Historic documents show that in 1786 alone, some 116,000 beaver pelts and 500,000 other animal pelts were shipped to Europe from Montreal, he added. 

> Another historic area of the town is Sainte-Marie Road, which intersects Sainte-Anne Street. “It began as a foot path made by indigenous people,” Mr. Young said. “It’s one of the first roads on the Montreal Island that extends from the shore to the middle of the island. City workers found wood sewers under the surface of the street when they dug it up to do construction work.”

> The clapboard house at 3 Lamarche St. was built in 1880. “I chose to show you this house because it’s cute and because it was built during the same year that O Canada was written and performed for the first time; it was for the Saint-Jean-Baptiste Day festivities,” he told the group. “In fact, O Canada was written in French, and the English words were introduced in 1906.” The stop at the charming house inspired the 18 attendees to sing a spontaneous rendition of Canada’s national anthem in French.

3 Lamarche Street was built in 1880.

The former Post Office at 49 Sainte-Anne Street is all but lost to the town’s heritage.
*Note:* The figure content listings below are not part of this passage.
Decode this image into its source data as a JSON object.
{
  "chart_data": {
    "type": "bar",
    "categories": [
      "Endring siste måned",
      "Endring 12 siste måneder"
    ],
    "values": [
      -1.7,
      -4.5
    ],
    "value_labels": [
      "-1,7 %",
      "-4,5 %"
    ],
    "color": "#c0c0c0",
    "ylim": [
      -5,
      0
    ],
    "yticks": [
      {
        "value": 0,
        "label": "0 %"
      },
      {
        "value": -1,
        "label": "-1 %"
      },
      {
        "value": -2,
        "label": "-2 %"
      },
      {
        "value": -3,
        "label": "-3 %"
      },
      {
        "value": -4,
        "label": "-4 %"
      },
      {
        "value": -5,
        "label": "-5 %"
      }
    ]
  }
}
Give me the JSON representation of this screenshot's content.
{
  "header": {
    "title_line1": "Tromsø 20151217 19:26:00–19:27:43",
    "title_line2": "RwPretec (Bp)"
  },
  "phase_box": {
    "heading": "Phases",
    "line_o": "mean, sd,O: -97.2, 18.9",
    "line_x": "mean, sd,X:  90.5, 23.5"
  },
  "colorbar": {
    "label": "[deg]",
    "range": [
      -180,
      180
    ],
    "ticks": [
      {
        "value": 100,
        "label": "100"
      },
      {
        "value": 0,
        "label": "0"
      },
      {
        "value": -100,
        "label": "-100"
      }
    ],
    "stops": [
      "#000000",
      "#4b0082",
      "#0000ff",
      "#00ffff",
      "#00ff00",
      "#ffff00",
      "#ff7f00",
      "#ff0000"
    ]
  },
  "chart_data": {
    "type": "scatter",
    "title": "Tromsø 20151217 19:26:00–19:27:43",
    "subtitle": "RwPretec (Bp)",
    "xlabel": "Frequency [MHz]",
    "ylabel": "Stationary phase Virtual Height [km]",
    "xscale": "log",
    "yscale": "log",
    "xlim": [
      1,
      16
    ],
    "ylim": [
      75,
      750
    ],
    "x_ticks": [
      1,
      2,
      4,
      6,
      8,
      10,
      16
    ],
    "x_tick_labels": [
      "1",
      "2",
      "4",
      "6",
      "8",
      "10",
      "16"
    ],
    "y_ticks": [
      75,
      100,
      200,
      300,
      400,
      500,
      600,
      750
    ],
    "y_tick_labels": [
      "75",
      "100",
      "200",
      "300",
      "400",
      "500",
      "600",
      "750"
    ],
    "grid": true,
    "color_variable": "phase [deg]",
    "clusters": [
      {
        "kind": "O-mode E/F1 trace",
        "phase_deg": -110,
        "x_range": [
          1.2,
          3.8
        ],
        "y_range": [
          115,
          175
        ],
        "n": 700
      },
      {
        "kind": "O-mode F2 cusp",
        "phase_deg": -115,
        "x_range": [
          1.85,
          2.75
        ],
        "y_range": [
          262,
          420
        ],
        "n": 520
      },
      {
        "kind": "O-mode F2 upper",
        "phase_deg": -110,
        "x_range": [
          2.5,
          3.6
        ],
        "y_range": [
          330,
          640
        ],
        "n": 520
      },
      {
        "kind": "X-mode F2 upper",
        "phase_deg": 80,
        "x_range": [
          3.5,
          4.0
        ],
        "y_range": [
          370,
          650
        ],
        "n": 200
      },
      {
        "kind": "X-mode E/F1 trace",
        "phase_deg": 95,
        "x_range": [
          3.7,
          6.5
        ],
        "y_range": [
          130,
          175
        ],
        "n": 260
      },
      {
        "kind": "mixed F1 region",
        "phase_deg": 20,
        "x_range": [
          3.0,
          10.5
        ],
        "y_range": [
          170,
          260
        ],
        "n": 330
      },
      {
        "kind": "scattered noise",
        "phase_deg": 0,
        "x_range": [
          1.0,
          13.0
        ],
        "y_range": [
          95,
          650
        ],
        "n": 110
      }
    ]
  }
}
What remains is the bones of the building, which once boasted an Art Deco façade. Some time in the 1960s, a post-war-style addition was grafted onto the front of the structure. It is being renovated as office space. 

This lot was once the site of two hotels. The first was a two-storey structure called the Clarendon, which burned down. It was replaced some time around 1918 by the New Clarendon, a five-storey structure that also burned down, in 1925.

The first Clarendon Hotel on Sainte-Anne Street.
The second Clarendon Hotel on Sainte-Anne Street burned down in 1925.

The Clarendon attracted summer vacationers, who travelled from Montreal by train. There was a beach across the street where women would bathe in their swimwear—which were voluminous dresses. “Sainte-Anne’s would have had regattas with sailboats and motorized wood boats,” Mr. Young said.

After the New Clarendon burned down in 1925, the post office took its place.

While most of the architectural remnants of the West Island’s period as a summer resort area are gone, Sainte-Anne-de-Bellevue retains something of a holiday vibe of the past every summer. For those who are fascinated by the past, there’s always a magical history tour to enjoy.